Within this, our home center business was down 14.1% versus the prior year. Demand trends remain under pressure due to lower in-store traffic rates and consumers choosing smaller-sized projects. With regards to our dealer-distributor business, we were down 10.3% versus the prior year. Our Adjusted EBITDA decreased 0.7% to $50.6 million, but our Adjusted EBITDA margin percentage increased 140 basis points to 12% for the quarter. Reported EPS was $1.32, and Adjusted EPS was $1.66. The improvement performance is due to product mix and improved efficiencies in the manufacturing platforms. Our team continues to drive operational excellence in our plants. Our cash balance was $97.8 million at the end of the third fiscal quarter, and the company has access to an additional $322.9 million under its revolving credit facility. Leverage was reduced to 1.05x Adjusted EBITDA, and the company repurchased 216,000 shares in the quarter.
Our net sales outlook for fiscal year 2024 remains unchanged with our expectation of a low double-digit decline, with fiscal Q4 sales down high single digits. Due to the strong fiscal third quarter performance, our adjusted EBITDA expectations for the full fiscal year are increasing and narrowing to a range of $247 million-$253 million. Our team continues to execute against our strategy that has three main pillars: Growth, Digital transformation, and Platform design. Growth will benefit from the launch of a low-SKU, high-value offering in the home centers targeting pros and a new brand that will serve our distribution customers, 1951 Cabinetry. Our Made-to-Order business will also benefit from the upcoming summer launch featuring new on-trend styles and finishes.
Digital transformation efforts over the last fiscal quarter include the go-live of ERP in Monterrey, the go-live of WMS in Hamlet, North Carolina, and the go-live of website enhancements for our home center business. The planning for the next phase of work continues and includes the CRM service module supporting our customer care organization and new construction service center operations, and ERP for our made-to-stock facilities. Platform design work continues with our first shipment of components from Monterrey, Mexico, in January and shipments of bath products from our Hamlet, North Carolina location in February. We will continue equipment installations in the coming months along with the training and hiring of new teammates to support our ramp plan. In closing, I'm proud of what this team accomplished in the third fiscal quarter and look forward to their continuing contributions during fiscal year 2024.
I will now turn the call back over to Paul for additional details on the financial results for the quarter.

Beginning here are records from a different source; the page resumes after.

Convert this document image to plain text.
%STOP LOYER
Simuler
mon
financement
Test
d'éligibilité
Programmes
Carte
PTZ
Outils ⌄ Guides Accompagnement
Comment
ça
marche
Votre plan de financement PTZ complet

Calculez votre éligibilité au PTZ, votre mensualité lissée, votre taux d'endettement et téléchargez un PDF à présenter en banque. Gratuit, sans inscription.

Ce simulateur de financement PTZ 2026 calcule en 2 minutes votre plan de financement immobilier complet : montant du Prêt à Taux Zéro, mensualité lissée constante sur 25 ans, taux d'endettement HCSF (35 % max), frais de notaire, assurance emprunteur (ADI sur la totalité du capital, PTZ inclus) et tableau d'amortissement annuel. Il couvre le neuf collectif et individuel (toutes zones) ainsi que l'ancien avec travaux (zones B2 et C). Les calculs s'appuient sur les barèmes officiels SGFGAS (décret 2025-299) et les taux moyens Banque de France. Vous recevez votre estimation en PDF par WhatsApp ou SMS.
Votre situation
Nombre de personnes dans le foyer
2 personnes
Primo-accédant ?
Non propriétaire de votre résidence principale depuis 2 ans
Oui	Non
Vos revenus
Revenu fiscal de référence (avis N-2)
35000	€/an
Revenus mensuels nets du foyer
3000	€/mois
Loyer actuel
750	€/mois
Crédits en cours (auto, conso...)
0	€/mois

Paul Joachimczyk (SVP and CFO)
Thank you, Scott. Reviewing our third quarter results for fiscal year 2024: net sales were $422.1 million, representing a decrease of $58.6 million or 12.2% versus prior year. Remodel net sales, which combines home centers and independent dealer and distributors, decreased 13.1% for the third quarter versus prior year, with both home centers and independent dealer distributors decreasing 14.1% and 10.3%, respectively. New construction net sales decreased 11% for the quarter compared to last year. Our gross profit margin for the third quarter of fiscal year 2024 improved 350 basis points to 19.2% in net sales versus 15.7% reported in the same period last year. Gross margin benefited from favorable product mix and pricing matching inflationary costs impacts, along with operational improvements in our manufacturing facilities, combined with the stability in our supply chain.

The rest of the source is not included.